When the praise time ended, John began to preach the sermon that was so much like the previous Sunday’s. But last Sunday no one had heard. He talked about Luke 15 again, about the lost coin and the lost sheep and the lost son—he said that they were all things that others might have shrugged off as insignificant, but Jesus saw them as important enough to stop everything to seek them. As John preached, Sam prayed silently that the other Christians in the room would hear and respond, that their hearts would be opened to their true potential—reaching a lost world.
“I’m going to do something different today,” John said. “I can’t help thinking that some of you here would like to profess God before men. We’re going to have an altar call, and I want you to come if you feel convicted to share what Christ is doing in your life.” This time, Sam didn’t check his watch as he had the week before. Instead, he continued to pray, not caring if anyone saw his eyes closed.
Kate nudged him again, and he looked up. A crowd was forming at the front of the room as the people sang on. He strained his neck to see who had gone forward. He saw Janie and her sister and her son, the lady at the ball game, Sid Beautral, and countless others they had met that week.
His eyes began to fill, and he covered his mouth and began to weep. Kate was already crying as if her heart was broken, but he knew the joy that bubbled in her soul as she clung to him. As the music leader led them in another verse, he hoped they wouldn’t end the altar call yet. There were others, he knew, more of them who needed to make commitments. They needed another verse. Another song. Another hour. He sang clear and loud, his voice reaching out a prayer of thanks and supplication to his Father.
And then he saw another man slip out of the aisle and head down to the front.
“Anyone you know?” Kate whispered.
 
; He wiped the tears from his face and narrowed his eyes to see through the blur. As the man turned to the side to whisper to John, Sam realized who it was. “That’s Rob. My boss.”

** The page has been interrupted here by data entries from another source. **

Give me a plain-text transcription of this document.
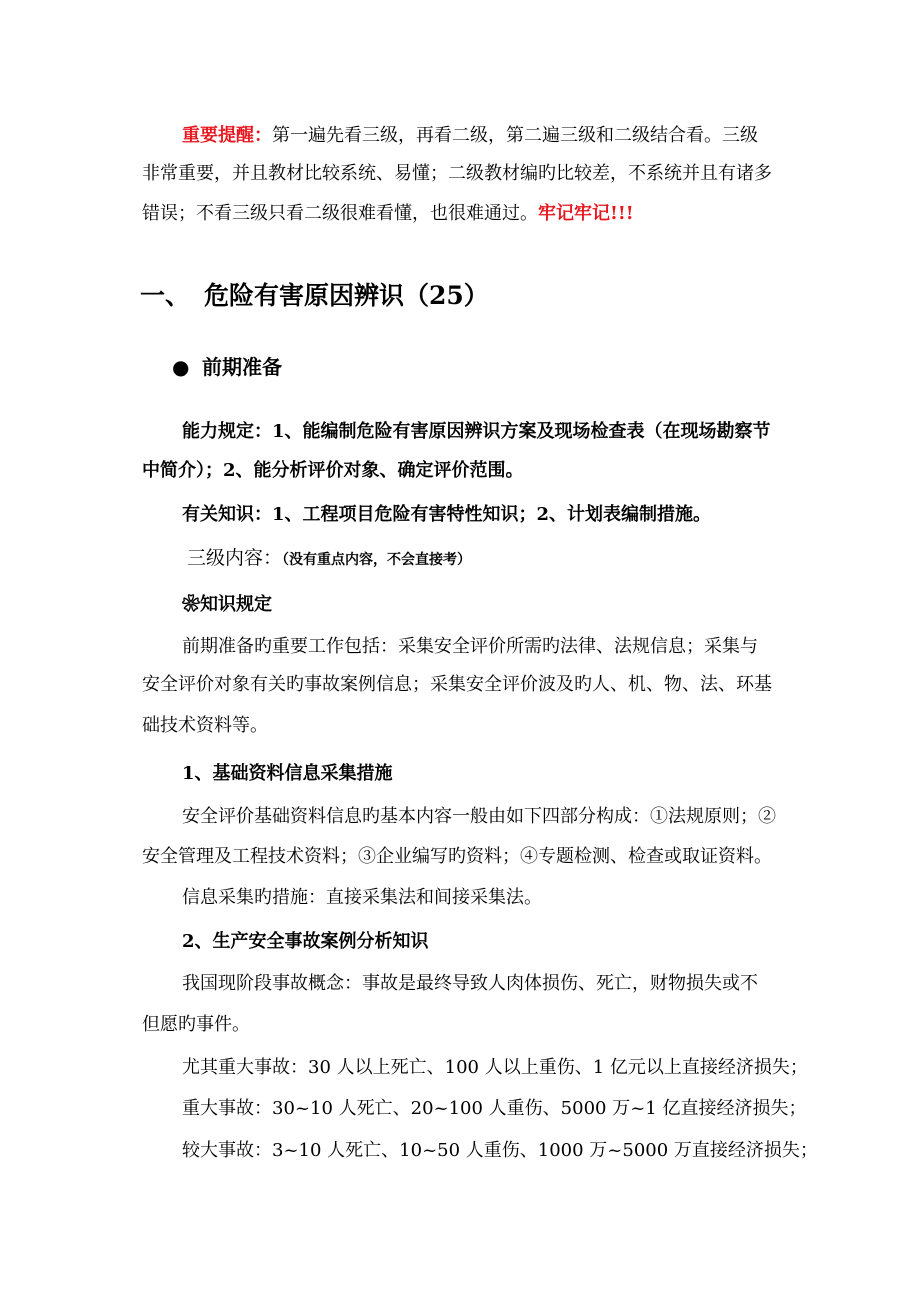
重要提醒：第一遍先看三级，再看二级，第二遍三级和二级结合看。三级
非常重要，并且教材比较系统、易懂；二级教材编旳比较差，不系统并且有诸多
错误；不看三级只看二级很难看懂，也很难通过。牢记牢记!!!
一、 危险有害原因辨识（25）
● 前期准备
能力规定：1、能编制危险有害原因辨识方案及现场检查表（在现场勘察节
中简介）；2、能分析评价对象、确定评价范围。
有关知识：1、工程项目危险有害特性知识；2、计划表编制措施。
三级内容：（没有重点内容，不会直接考）
❀知识规定
前期准备旳重要工作包括：采集安全评价所需旳法律、法规信息；采集与
安全评价对象有关旳事故案例信息；采集安全评价波及旳人、机、物、法、环基
础技术资料等。
1、基础资料信息采集措施
安全评价基础资料信息旳基本内容一般由如下四部分构成：①法规原则；②
安全管理及工程技术资料；③企业编写旳资料；④专题检测、检查或取证资料。
信息采集旳措施：直接采集法和间接采集法。
2、生产安全事故案例分析知识
我国现阶段事故概念：事故是最终导致人肉体损伤、死亡，财物损失或不
但愿旳事件。
尤其重大事故：30 人以上死亡、100 人以上重伤、1 亿元以上直接经济损失；
重大事故：30~10 人死亡、20~100 人重伤、5000 万~1 亿直接经济损失；
较大事故：3~10 人死亡、10~50 人重伤、1000 万~5000 万直接经济损失；
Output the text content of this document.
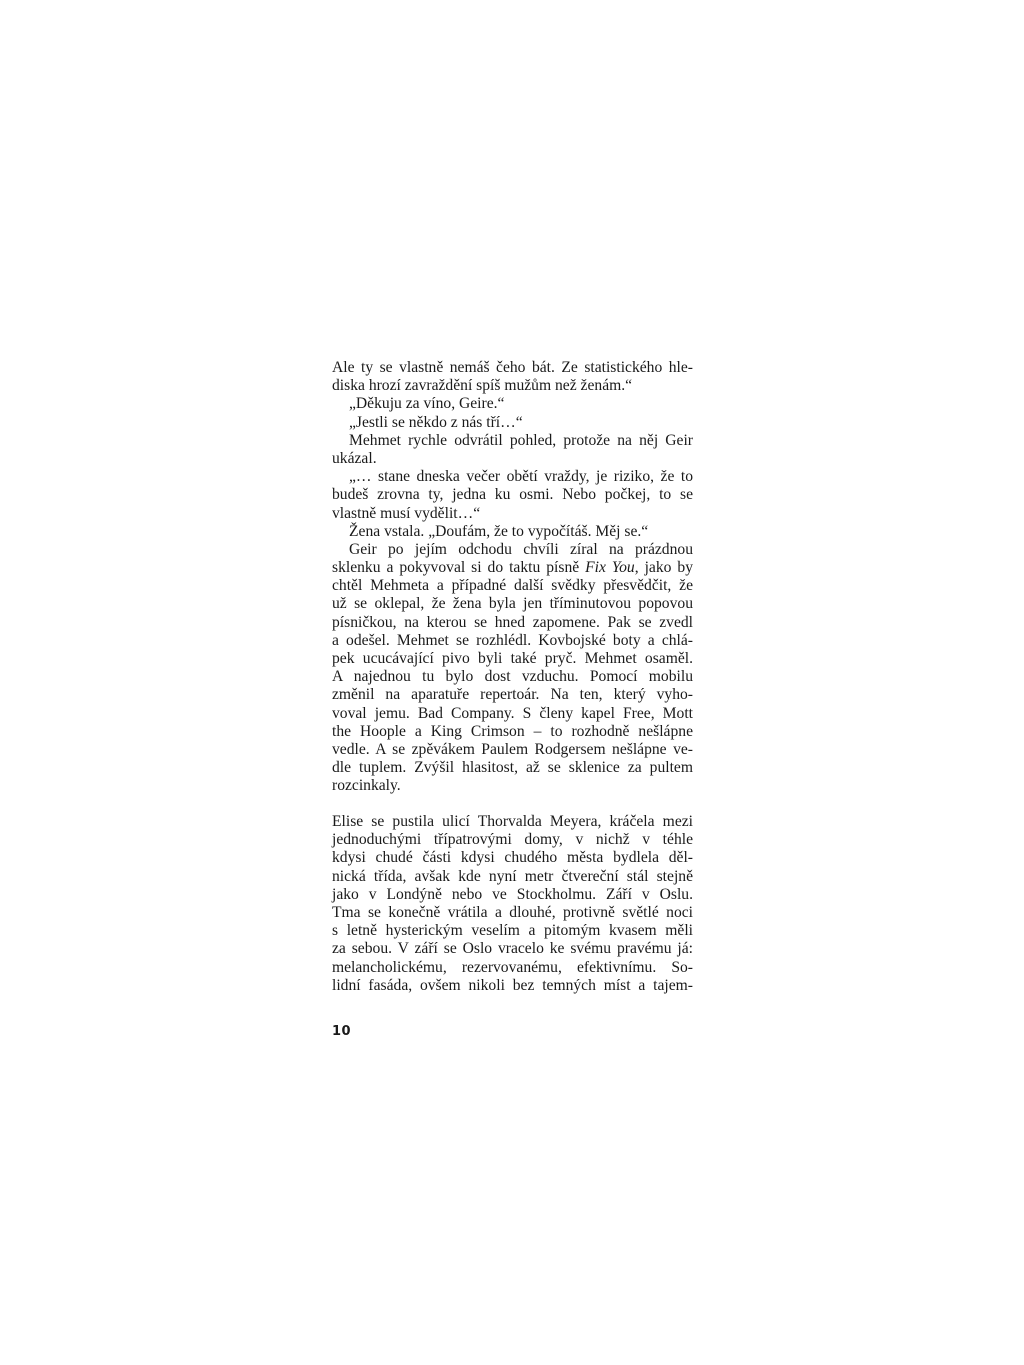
Ale ty se vlastně nemáš čeho bát. Ze statistického hle-
diska hrozí zavraždění spíš mužům než ženám.“
„Děkuju za víno, Geire.“
„Jestli se někdo z nás tří…“
Mehmet rychle odvrátil pohled, protože na něj Geir
ukázal.
„… stane dneska večer obětí vraždy, je riziko, že to
budeš zrovna ty, jedna ku osmi. Nebo počkej, to se
vlastně musí vydělit…“
Žena vstala. „Doufám, že to vypočítáš. Měj se.“
Geir po jejím odchodu chvíli zíral na prázdnou
sklenku a pokyvoval si do taktu písně Fix You, jako by
chtěl Mehmeta a případné další svědky přesvědčit, že
už se oklepal, že žena byla jen tříminutovou popovou
písničkou, na kterou se hned zapomene. Pak se zvedl
a odešel. Mehmet se rozhlédl. Kovbojské boty a chlá-
pek ucucávající pivo byli také pryč. Mehmet osaměl.
A najednou tu bylo dost vzduchu. Pomocí mobilu
změnil na aparatuře repertoár. Na ten, který vyho-
voval jemu. Bad Company. S členy kapel Free, Mott
the Hoople a King Crimson – to rozhodně nešlápne
vedle. A se zpěvákem Paulem Rodgersem nešlápne ve-
dle tuplem. Zvýšil hlasitost, až se sklenice za pultem
rozcinkaly.
Elise se pustila ulicí Thorvalda Meyera, kráčela mezi
jednoduchými třípatrovými domy, v nichž v téhle
kdysi chudé části kdysi chudého města bydlela děl-
nická třída, avšak kde nyní metr čtvereční stál stejně
jako v Londýně nebo ve Stockholmu. Září v Oslu.
Tma se konečně vrátila a dlouhé, protivně světlé noci
s letně hysterickým veselím a pitomým kvasem měli
za sebou. V září se Oslo vracelo ke svému pravému já:
melancholickému, rezervovanému, efektivnímu. So-
lidní fasáda, ovšem nikoli bez temných míst a tajem-
10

Kate stood on her toes to see over the heads. As Rob began to weep, head to head with John, Sam had to restrain himself from leaping forward and running down the aisle himself. Then another came, and another, and at last, he realized that almost as many heard the gospel from Kate as from him or John. People began moving from the front pews to make room for those who had come down. It was a marvel he hadn’t been prepared for.
When John was satisfied that no one else was going to come, he nodded to the minister of music and they closed the song. Finally, when the music had stopped, John went back to the pulpit with a tear-stained face.
“Brothers and sisters,” he said in a voice full of emotion, “I want to introduce some people to you. They’ve each accepted Christ this week, and the story is the same over and over. A handful of these I spoke with, but the rest of them were led to Christ and invited here by either Sam Bennett or his wife, Kate.”
Sam hadn’t expected to be mentioned, and as heads turned and people sought him out, he looked at the floor, unable to meet their eyes. He didn’t want the recognition, he thought. He just wanted help from other Christians.
“Sam?” John said from the pulpit.
Sam looked up.
“Would you come up here for a minute, please?”
Sam had no idea what John wanted him to do, but he got up, wiped his face, and walked the aisle. He went up to the pulpit and stood next to John, his face wet with his tears.
“Something’s happened to Sam this week,” John said. “This past week, he started listening to people’s needs. One by one, he and Kate led these people here today. But they need help. I want to ask you, those of you who want to be like Sam, who want to help change people’s lives, come to my class today at 4:00. Let’s learn some Scripture you can use when sharing your faith, talk about ways to seek out the people who need to hear. Let’s figure out how we can tap into Christ’s vine to make our own branches bear fruit. And please come up and welcome our new brothers and sisters.”